Secretary of State Marco Rubio dismissed several of those bodies as “wasteful, ineffective, or harmful,” arguing the system had “morphed into a sprawling architecture of global governance, often dominated by progressive ideology and detached from national interests.” That same day, European leaders meeting in Paris described feeling “extremely uncomfortable … to be caught between the United States and Russia” — two powers rejecting post–World War II norms and willing to use military strength to pursue geopolitical aims.

The discomfort is real, but what Europeans decide next matters far more than diplomatic unease. The fate of the liberal international order will, in large part, be shaped in Europe — especially within the European Union. Europe’s relative wealth and institutional capacity should empower its leaders to determine the future they want for their citizens rather than cede direction to external pressure from Washington or Moscow.

Now is the moment for the EU to reaffirm its core commitments. The EU itself exemplifies the multilateral cooperation that critics decry. Rather than retreating from those principles, European governments and institutions should restate their dedication to human dignity, freedom of movement, equality and rule-of-law protections — and reject models that prize dominance, force and unilateralism.

There are worrying signs of drift. Economist Fabian Zuleeg warns that Europe’s response to the changing geopolitical landscape “is lagging reality,” and some observers describe a trend toward what one of us calls “illiberal multilateralism.” Migration policy offers a concrete example: in a September U.N. address, President Trump claimed the United States had solved its migration challenges and criticized Europe’s handling of what he called a “crisis of uncontrolled migration.” The U.S. National Security Strategy later accused the EU of failing to control migration and warned of “civilizational erasure.”

Influenced by both international rhetoric and domestic politics, the European Parliament and European Council recently agreed on new asylum rules. The pact allows states to return asylum seekers to countries through which they transited — even when those individuals have no established ties to those transit states — and it created an EU-wide list of so-called “safe countries,” including Morocco, Tunisia, Egypt, Kosovo, India, Colombia and Bangladesh.

But many of those countries have documented human-rights abuses. Amnesty International and Human Rights Watch report that migrants in Tunisia, for example, have been subject to beatings, sexual violence, torture and collective expulsions. The parallels to U.S. practice are striking: the Trump administration has deported people to places such as El Salvador and South Sudan, where returnees have faced similar risks. Amnesty warns the Pact on Migration and Asylum could “set back European asylum law for decades to come.”

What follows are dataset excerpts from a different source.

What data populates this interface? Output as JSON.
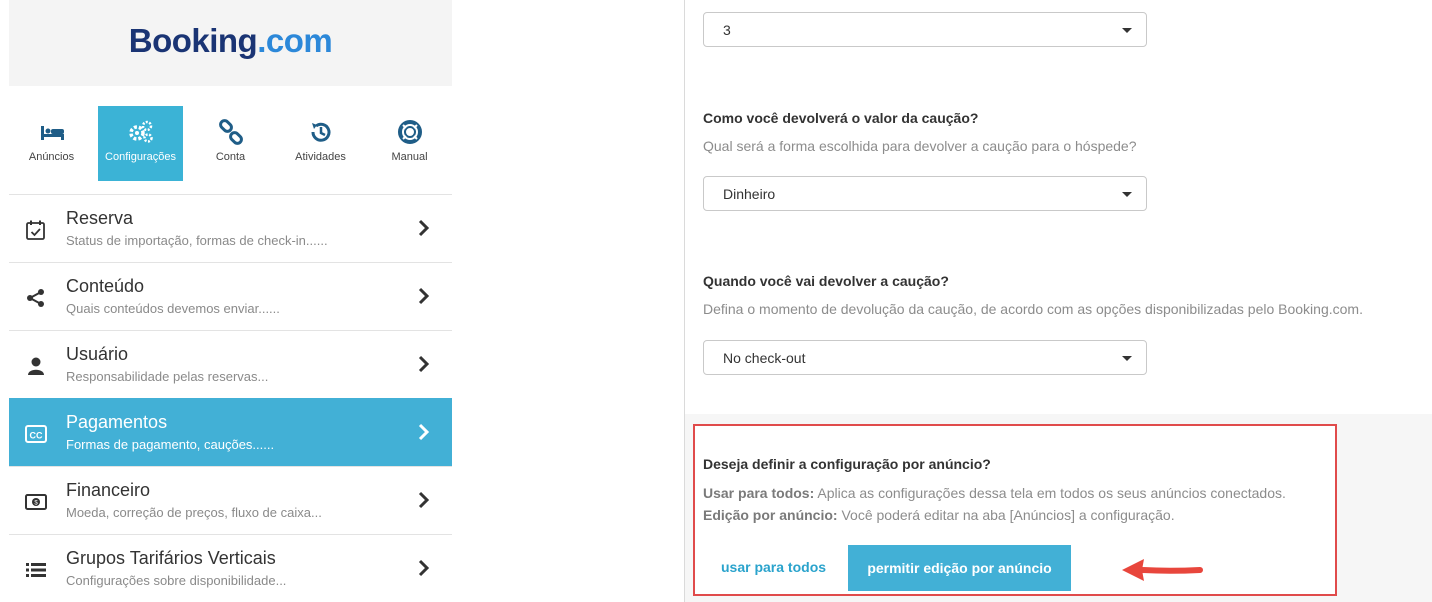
{
  "logo": {
    "brand": "Booking",
    "suffix": ".com"
  },
  "tabs": [
    {
      "label": "Anúncios",
      "icon": "bed-icon"
    },
    {
      "label": "Configurações",
      "icon": "gears-icon"
    },
    {
      "label": "Conta",
      "icon": "link-icon"
    },
    {
      "label": "Atividades",
      "icon": "history-icon"
    },
    {
      "label": "Manual",
      "icon": "lifebuoy-icon"
    }
  ],
  "menu": [
    {
      "title": "Reserva",
      "subtitle": "Status de importação, formas de check-in......",
      "icon": "calendar-check-icon"
    },
    {
      "title": "Conteúdo",
      "subtitle": "Quais conteúdos devemos enviar......",
      "icon": "share-icon"
    },
    {
      "title": "Usuário",
      "subtitle": "Responsabilidade pelas reservas...",
      "icon": "user-icon"
    },
    {
      "title": "Pagamentos",
      "subtitle": "Formas de pagamento, cauções......",
      "icon": "credit-card-icon"
    },
    {
      "title": "Financeiro",
      "subtitle": "Moeda, correção de preços, fluxo de caixa...",
      "icon": "money-icon"
    },
    {
      "title": "Grupos Tarifários Verticais",
      "subtitle": "Configurações sobre disponibilidade...",
      "icon": "list-icon"
    }
  ],
  "form": {
    "top_select_value": "3",
    "q_how": "Como você devolverá o valor da caução?",
    "h_how": "Qual será a forma escolhida para devolver a caução para o hóspede?",
    "select_how": "Dinheiro",
    "q_when": "Quando você vai devolver a caução?",
    "h_when": "Defina o momento de devolução da caução, de acordo com as opções disponibilizadas pelo Booking.com.",
    "select_when": "No check-out"
  },
  "config_card": {
    "question": "Deseja definir a configuração por anúncio?",
    "use_all_label": "Usar para todos:",
    "use_all_text": " Aplica as configurações dessa tela em todos os seus anúncios conectados.",
    "per_ad_label": "Edição por anúncio:",
    "per_ad_text": " Você poderá editar na aba [Anúncios] a configuração.",
    "btn_use_all": "usar para todos",
    "btn_per_ad": "permitir edição por anúncio"
  },
  "colors": {
    "accent": "#42b0d6",
    "highlight_border": "#e04b4b",
    "brand_dark": "#1a3474",
    "brand_light": "#2c88d9"
  }
}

Adopting illiberal multilateralism would be both a moral and a strategic mistake. Morally, it would betray long-standing humanitarian and legal commitments. Strategically, it would undermine the institutional architecture that gives the EU legitimacy and influence. If Europe mirrors the policies of Trump and Putin, it increases the risk that European institutions themselves will be dismissed as “wasteful, ineffective or harmful.” That outcome would weaken the very foundations of European prosperity, stability and global influence.

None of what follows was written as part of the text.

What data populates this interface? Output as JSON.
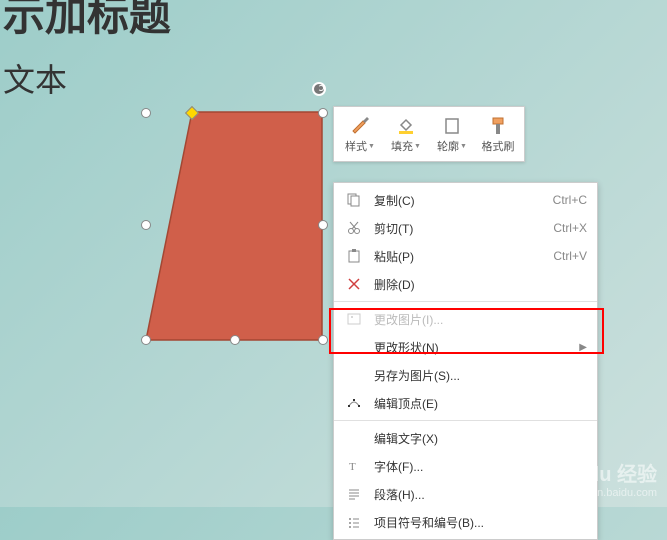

Europe should instead use its economic and institutional weight to defend human rights, uphold legal protections for asylum seekers and preserve the norms that sustain international cooperation. Doing so will not only protect vulnerable people; it will fortify the rules-based order that has underwritten peace and prosperity in Europe for decades.

About the authors: Austin Sarat is the William Nelson Cromwell Professor of Jurisprudence and Political Science at Amherst College. Ruxandra Paul is an Assistant Professor of Political Science at Amherst College and an affiliate of the Minda de Gunzburg Center for European Studies at Harvard University.